Por sua vez, a União Europeia e os Estados Unidos emitiram declarações conclamando “todos os atores políticos” e “todas as partes” a abandonar a retórica divisiva e separatista e a respeitar as instituições do Estado, irritando os críticos que insistem que apenas um lado violou os acordos.

Ainda assim, o comandante da força de paz da UE (EUFOR) na Bósnia, Aleksander Placer, disse não ver nenhuma ameaça militar após os movimentos de Dodik para criar um exército sérvio, acrescentando que as forças armadas conjuntas da Bósnia não estão ancoradas no acordo de paz de Dayton.
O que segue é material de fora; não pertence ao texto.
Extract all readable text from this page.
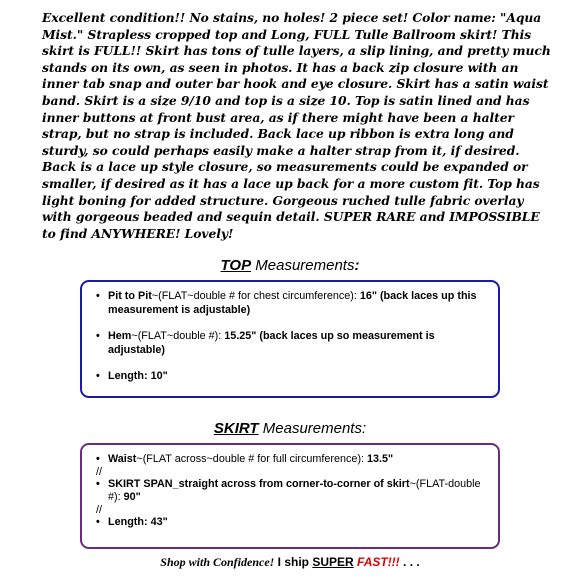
Excellent condition!! No stains, no holes! 2 piece set! Color name: "Aqua Mist." Strapless cropped top and Long, FULL Tulle Ballroom skirt! This skirt is FULL!! Skirt has tons of tulle layers, a slip lining, and pretty much stands on its own, as seen in photos. It has a back zip closure with an inner tab snap and outer bar hook and eye closure. Skirt has a satin waist band. Skirt is a size 9/10 and top is a size 10. Top is satin lined and has inner buttons at front bust area, as if there might have been a halter strap, but no strap is included. Back lace up ribbon is extra long and sturdy, so could perhaps easily make a halter strap from it, if desired. Back is a lace up style closure, so measurements could be expanded or smaller, if desired as it has a lace up back for a more custom fit. Top has light boning for added structure. Gorgeous ruched tulle fabric overlay with gorgeous beaded and sequin detail. SUPER RARE and IMPOSSIBLE to find ANYWHERE! Lovely!

TOP Measurements:

• Pit to Pit~(FLAT~double # for chest circumference): 16" (back laces up this measurement is adjustable)

• Hem~(FLAT~double #): 15.25" (back laces up so measurement is adjustable)

• Length: 10"

SKIRT Measurements:

• Waist~(FLAT across~double # for full circumference): 13.5"

//

• SKIRT SPAN_straight across from corner-to-corner of skirt~(FLAT-double #): 90"

//

• Length: 43"

Shop with Confidence! I ship SUPER FAST!!! . . .
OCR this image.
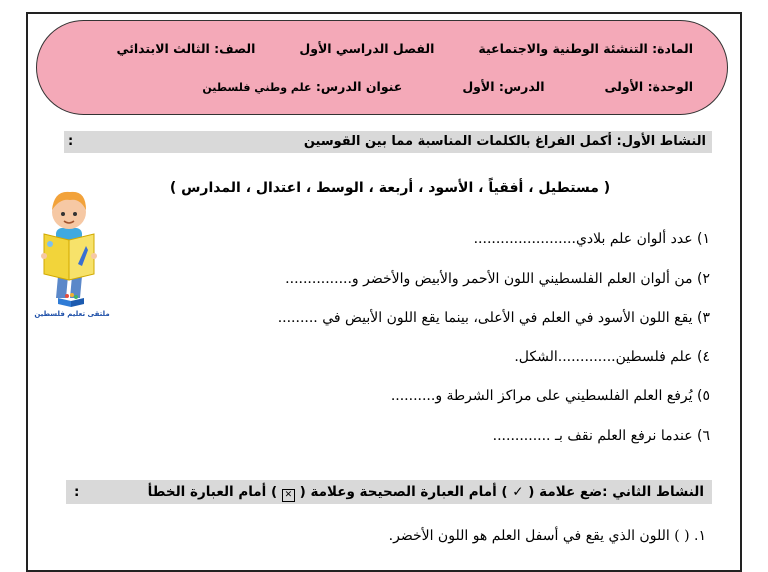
المادة: التنشئة الوطنية والاجتماعية
الفصل الدراسي الأول
الصف: الثالث الابتدائي
الوحدة: الأولى
الدرس: الأول
عنوان الدرس: علم وطني فلسطين
النشاط الأول: أكمل الفراغ بالكلمات المناسبة مما بين القوسين
:
( مستطيل ، أفقياً ، الأسود ، أربعة ، الوسط ، اعتدال ، المدارس )
١) عدد ألوان علم بلادي.......................
٢) من ألوان العلم الفلسطيني اللون الأحمر والأبيض والأخضر و...............
٣) يقع اللون الأسود في العلم في الأعلى، بينما يقع اللون الأبيض في .........
٤) علم فلسطين.............الشكل.
٥) يُرفع العلم الفلسطيني على مراكز الشرطة و..........
٦) عندما نرفع العلم نقف بـ .............
النشاط الثاني :ضع علامة ( ✓ ) أمام العبارة الصحيحة وعلامة ( ✕ ) أمام العبارة الخطأ
:
١. ( ) اللون الذي يقع في أسفل العلم هو اللون الأخضر.
ملتقى تعليم فلسطين
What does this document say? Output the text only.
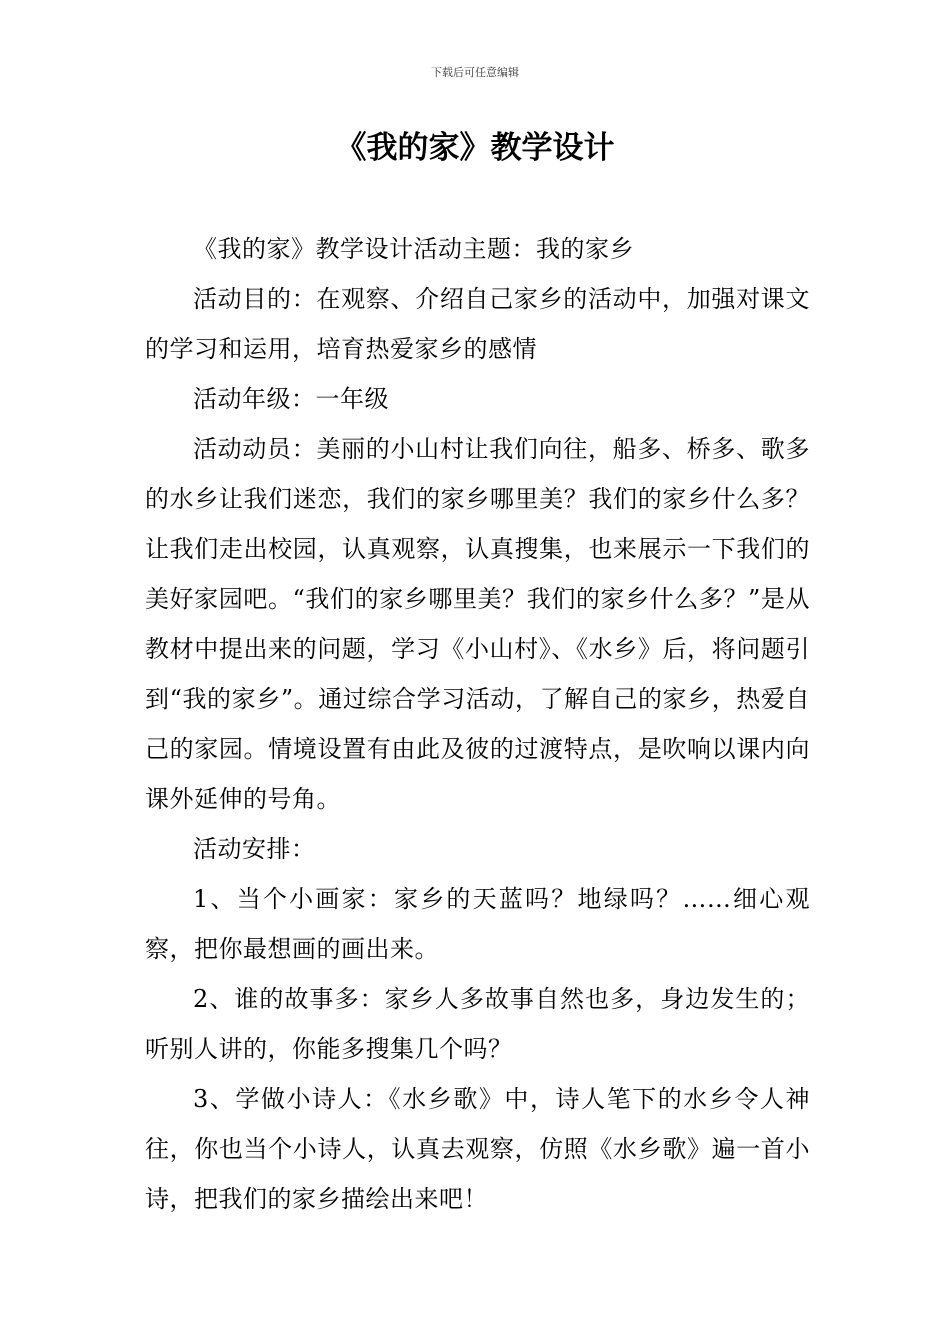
下载后可任意编辑
《我的家》教学设计

《我的家》教学设计活动主题：我的家乡

活动目的：在观察、介绍自己家乡的活动中，加强对课文的学习和运用，培育热爱家乡的感情

活动年级：一年级

活动动员：美丽的小山村让我们向往，船多、桥多、歌多的水乡让我们迷恋，我们的家乡哪里美？我们的家乡什么多？让我们走出校园，认真观察，认真搜集，也来展示一下我们的美好家园吧。“我们的家乡哪里美？我们的家乡什么多？”是从教材中提出来的问题，学习《小山村》、《水乡》后，将问题引到“我的家乡”。通过综合学习活动，了解自己的家乡，热爱自己的家园。情境设置有由此及彼的过渡特点，是吹响以课内向课外延伸的号角。

活动安排：

1、当个小画家：家乡的天蓝吗？地绿吗？……细心观察，把你最想画的画出来。

2、谁的故事多：家乡人多故事自然也多，身边发生的；听别人讲的，你能多搜集几个吗？

3、学做小诗人：《水乡歌》中，诗人笔下的水乡令人神往，你也当个小诗人，认真去观察，仿照《水乡歌》遍一首小诗，把我们的家乡描绘出来吧！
“A situação de segurança na Bósnia está estável”, disse ele em comentários publicados na quarta-feira no diário austríaco Standard, confundindo muitos bósnios.

Kurt Bassuener, associado sênior do Conselho de Política de Democratização, um grupo de reflexão com sede em Berlim, disse à Al Jazeera que a crise pioraria se a comunidade internacional continuasse a tratá-la apenas diplomaticamente.

Schmidt em seu relatório deixou claro que se trata de uma crise de segurança, não apenas política, observou ele.

“Isso requer uma resposta de segurança”, disse Bassuener, como o reforço da EUFOR, que é implantada para garantir um ambiente seguro e protegido, mas tem diminuído e está abaixo da capacidade de dissuasão por mais de uma década.

“Há armamento mais do que suficiente e pessoas vulneráveis ​​mais do que suficientes para permitir que algo muito ruim aconteça”, disse Bassuener.

“O potencial de erro de cálculo entre os atores que têm poder coercitivo na Bósnia é muito, muito alto.

“Acho que é um medo muito legítimo de que, a menos que isso seja tratado seriamente com ferramentas de segurança em prazo imediato – dentro de dias, semanas, não meses -, seja cada vez mais provável que aconteça algo de ruim que não pode ser planejado, mas levará a algo que irá desenvolver uma dinâmica própria ”, disse Bassuener.

Enquanto isso, na cidade de Jajce, no centro da Bósnia, Samir Beharic disse que estava se sentindo nervoso com o futuro pela primeira vez na vida.

O jovem de 30 anos disse estar decepcionado com a comunidade internacional e não espera que “diplomatas estrangeiros incompetentes” garantam a paz, já que suas “soluções rápidas” não funcionam.

Recentemente, ele disse, sua mãe perguntou se eles teriam que fugir de Jajce novamente – assim como fizeram em 1992, depois que o Exército da Republika Srpska tomou a cidade.

“Ela disse que preferia morrer a viver em uma guerra novamente e ela não é a única”, disse ele.